I would create a new memory definition for just the vector table, and move the beginning of FLASH past the reserved flash sectors.
MEMORY
{
RAM (xrw) : ORIGIN = 0x20000000, LENGTH = 320K
FLASH_VECTOR (rx) : ORIGIN = 0x8000000, LENGTH = 32K
FLASH (rx) : ORIGIN = 0x8018000, LENGTH = 928K /* 1024 - 3*32 */
}
/* Sections */
SECTIONS
{
/* The startup code into "FLASH" Rom type memory */
.isr_vector :
{
. = ALIGN(4);
KEEP(*(.isr_vector)) /* Startup code */
. = ALIGN(4);
} >FLASH_VECTOR
.after_vector :
{
. = ALIGN(4);
KEEP(*(.after_vector))
. = ALIGN(4);
} >FLASH_VECTOR
and keep everything else unchanged.
Now the memory between 0x08008000 and 0x08018000, i.e. flash sectors 1 and 2 are no longer managed by the linker, so you can have your own functions that read and write that area as described in the flash chapter of the reference manual.
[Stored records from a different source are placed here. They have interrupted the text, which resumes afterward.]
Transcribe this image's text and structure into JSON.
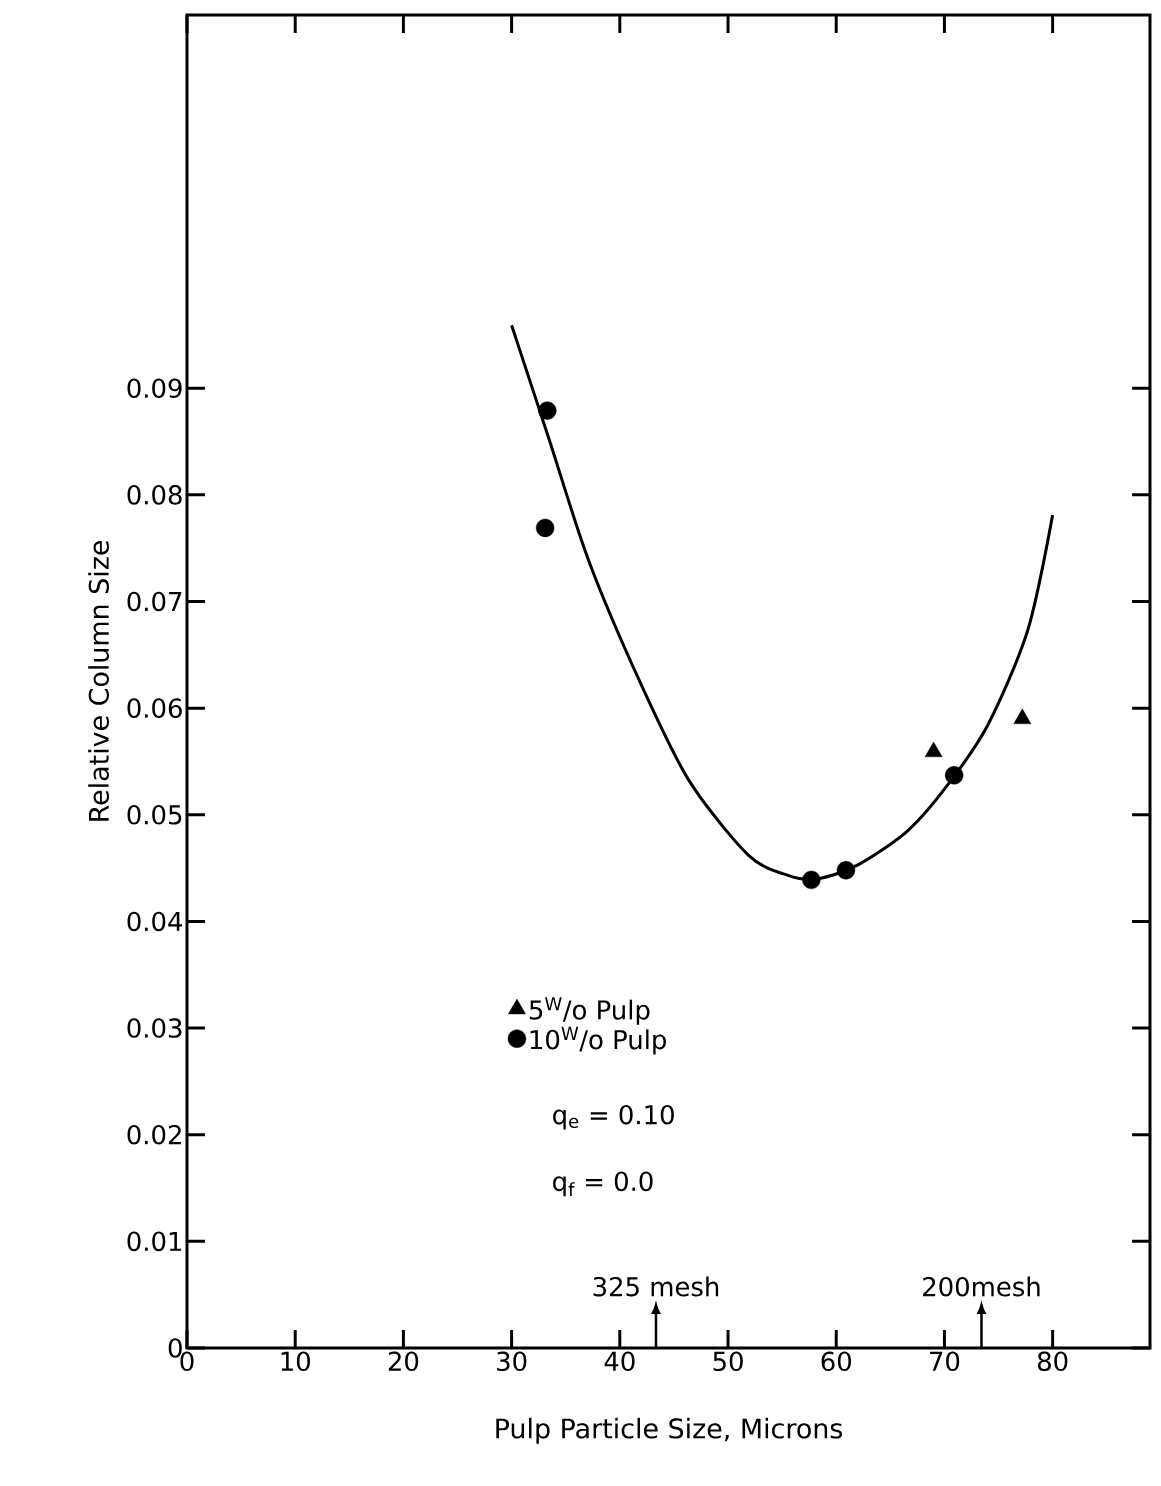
{
  "chart_data": {
    "type": "scatter",
    "xlabel": "Pulp Particle Size, Microns",
    "ylabel": "Relative Column Size",
    "xlim": [
      0,
      89
    ],
    "ylim": [
      0,
      0.125
    ],
    "xticks": [
      0,
      10,
      20,
      30,
      40,
      50,
      60,
      70,
      80
    ],
    "yticks": [
      0,
      0.01,
      0.02,
      0.03,
      0.04,
      0.05,
      0.06,
      0.07,
      0.08,
      0.09
    ],
    "legend": "bottom",
    "grid": false,
    "series": [
      {
        "type": "line",
        "color": "#000000",
        "marker": "none",
        "line_style": "solid",
        "x": [
          30.0,
          33.5,
          37.1,
          41.8,
          46.4,
          51.9,
          55.6,
          58.3,
          62.0,
          66.6,
          70.3,
          74.0,
          77.7,
          80.0
        ],
        "values": [
          0.0959,
          0.0851,
          0.0739,
          0.0626,
          0.0532,
          0.0462,
          0.0443,
          0.044,
          0.0453,
          0.0485,
          0.0528,
          0.0584,
          0.0673,
          0.0781
        ]
      },
      {
        "type": "scatter",
        "name": "5$^{W}$/o Pulp",
        "color": "#000000",
        "marker": "triangle",
        "x": [
          69.0,
          77.2
        ],
        "values": [
          0.0559,
          0.059
        ]
      },
      {
        "type": "scatter",
        "name": "10$^{W}$/o Pulp",
        "color": "#000000",
        "marker": "circle",
        "x": [
          33.3,
          33.1,
          57.7,
          60.9,
          70.9
        ],
        "values": [
          0.0879,
          0.0769,
          0.0439,
          0.0448,
          0.0537
        ]
      }
    ],
    "annotations": [
      "q$_{e}$ = 0.10",
      "q$_{f}$ = 0.0",
      "325 mesh",
      "200mesh"
    ]
  }
}
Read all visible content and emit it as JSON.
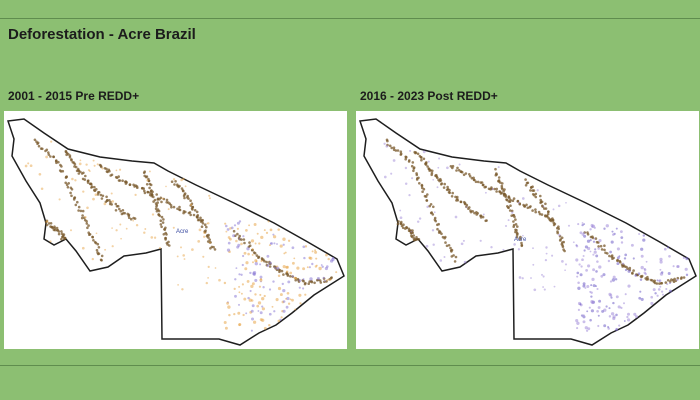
{
  "page": {
    "title": "Deforestation - Acre Brazil"
  },
  "panels": [
    {
      "label": "2001 - 2015 Pre REDD+",
      "city_label": "Acre",
      "colors": {
        "primary": "#e8a54a",
        "secondary": "#7a5a2c",
        "urban": "#8c7bd6"
      }
    },
    {
      "label": "2016 - 2023 Post REDD+",
      "city_label": "Acre",
      "colors": {
        "primary": "#a08ad8",
        "secondary": "#7a5a2c",
        "urban": "#6f5fc6"
      }
    }
  ],
  "colors": {
    "background": "#8cbf72",
    "rule": "#5f8d4e",
    "map_fill": "#ffffff",
    "outline": "#1e1e1e"
  }
}
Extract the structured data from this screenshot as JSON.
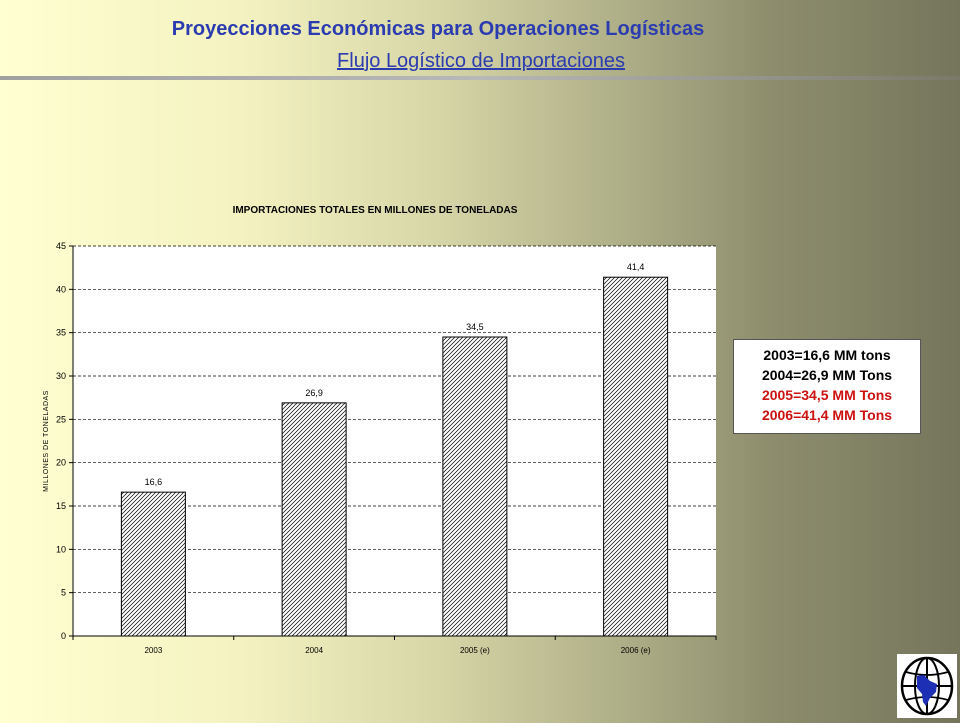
{
  "header": {
    "title": "Proyecciones Económicas para Operaciones Logísticas",
    "subtitle": "Flujo Logístico de Importaciones"
  },
  "chart_data": {
    "type": "bar",
    "title": "IMPORTACIONES TOTALES EN MILLONES DE TONELADAS",
    "xlabel": "",
    "ylabel": "MILLONES DE TONELADAS",
    "categories": [
      "2003",
      "2004",
      "2005 (e)",
      "2006 (e)"
    ],
    "values": [
      16.6,
      26.9,
      34.5,
      41.4
    ],
    "data_labels": [
      "16,6",
      "26,9",
      "34,5",
      "41,4"
    ],
    "ylim": [
      0,
      45
    ],
    "yticks": [
      0,
      5,
      10,
      15,
      20,
      25,
      30,
      35,
      40,
      45
    ],
    "grid": true,
    "bar_fill": "diagonal hatch",
    "plot_background": "#ffffff"
  },
  "summary": {
    "lines": [
      {
        "text": "2003=16,6 MM tons",
        "color": "#000000"
      },
      {
        "text": "2004=26,9 MM Tons",
        "color": "#000000"
      },
      {
        "text": "2005=34,5 MM Tons",
        "color": "#cc1111"
      },
      {
        "text": "2006=41,4 MM Tons",
        "color": "#cc1111"
      }
    ]
  },
  "logo": {
    "icon": "globe-map-icon"
  }
}
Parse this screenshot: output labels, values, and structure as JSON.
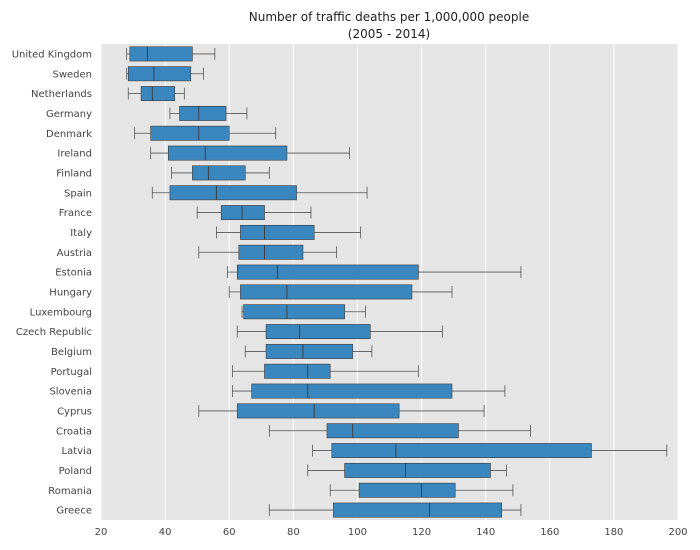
{
  "chart_data": {
    "type": "box",
    "title": "Number of traffic deaths per 1,000,000 people",
    "subtitle": "(2005 - 2014)",
    "xlim": [
      20,
      200
    ],
    "x_ticks": [
      20,
      40,
      60,
      80,
      100,
      120,
      140,
      160,
      180,
      200
    ],
    "grid": true,
    "background": "#e5e5e5",
    "box_color": "#3a87bf",
    "categories": [
      "United Kingdom",
      "Sweden",
      "Netherlands",
      "Germany",
      "Denmark",
      "Ireland",
      "Finland",
      "Spain",
      "France",
      "Italy",
      "Austria",
      "Estonia",
      "Hungary",
      "Luxembourg",
      "Czech Republic",
      "Belgium",
      "Portugal",
      "Slovenia",
      "Cyprus",
      "Croatia",
      "Latvia",
      "Poland",
      "Romania",
      "Greece"
    ],
    "boxes": [
      {
        "whislo": 28,
        "q1": 29,
        "med": 34.5,
        "q3": 48.5,
        "whishi": 55.5
      },
      {
        "whislo": 28,
        "q1": 28.5,
        "med": 36.5,
        "q3": 48,
        "whishi": 52
      },
      {
        "whislo": 28.5,
        "q1": 32.5,
        "med": 36,
        "q3": 43,
        "whishi": 46
      },
      {
        "whislo": 41.5,
        "q1": 44.5,
        "med": 50.5,
        "q3": 59,
        "whishi": 65.5
      },
      {
        "whislo": 30.5,
        "q1": 35.5,
        "med": 50.5,
        "q3": 60,
        "whishi": 74.5
      },
      {
        "whislo": 35.5,
        "q1": 41,
        "med": 52.5,
        "q3": 78,
        "whishi": 97.5
      },
      {
        "whislo": 42,
        "q1": 48.5,
        "med": 53.5,
        "q3": 65,
        "whishi": 72.5
      },
      {
        "whislo": 36,
        "q1": 41.5,
        "med": 56,
        "q3": 81,
        "whishi": 103
      },
      {
        "whislo": 50,
        "q1": 57.5,
        "med": 64,
        "q3": 71,
        "whishi": 85.5
      },
      {
        "whislo": 56,
        "q1": 63.5,
        "med": 71,
        "q3": 86.5,
        "whishi": 101
      },
      {
        "whislo": 50.5,
        "q1": 63,
        "med": 71,
        "q3": 83,
        "whishi": 93.5
      },
      {
        "whislo": 59.5,
        "q1": 62.5,
        "med": 75,
        "q3": 119,
        "whishi": 151
      },
      {
        "whislo": 60,
        "q1": 63.5,
        "med": 78,
        "q3": 117,
        "whishi": 129.5
      },
      {
        "whislo": 64,
        "q1": 64.5,
        "med": 78,
        "q3": 96,
        "whishi": 102.5
      },
      {
        "whislo": 62.5,
        "q1": 71.5,
        "med": 82,
        "q3": 104,
        "whishi": 126.5
      },
      {
        "whislo": 65,
        "q1": 71.5,
        "med": 83,
        "q3": 98.5,
        "whishi": 104.5
      },
      {
        "whislo": 61,
        "q1": 71,
        "med": 84.5,
        "q3": 91.5,
        "whishi": 119
      },
      {
        "whislo": 61,
        "q1": 67,
        "med": 84.5,
        "q3": 129.5,
        "whishi": 146
      },
      {
        "whislo": 50.5,
        "q1": 62.5,
        "med": 86.5,
        "q3": 113,
        "whishi": 139.5
      },
      {
        "whislo": 72.5,
        "q1": 90.5,
        "med": 98.5,
        "q3": 131.5,
        "whishi": 154
      },
      {
        "whislo": 86,
        "q1": 92,
        "med": 112,
        "q3": 173,
        "whishi": 196.5
      },
      {
        "whislo": 84.5,
        "q1": 96,
        "med": 115,
        "q3": 141.5,
        "whishi": 146.5
      },
      {
        "whislo": 91.5,
        "q1": 100.5,
        "med": 120,
        "q3": 130.5,
        "whishi": 148.5
      },
      {
        "whislo": 72.5,
        "q1": 92.5,
        "med": 122.5,
        "q3": 145,
        "whishi": 151
      }
    ]
  }
}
There is about 31 kbytes of flash space wasted after the vector table, you can move some read-only data in there if memory is still tight. Look through the .map file, look for read-only data structures, arrays whose size add up to roughly 31 k. CubeIDE has a memory details table in the Build Analyzer view which contains more or less the same information as the .map file, open the .rodata section under flash, order it by size, and pick some objects from there. Put the following line before their definition in the .c source:
__attribute__((section(".after_vector")))
so that this 31 kbyte of flash does not go wasted.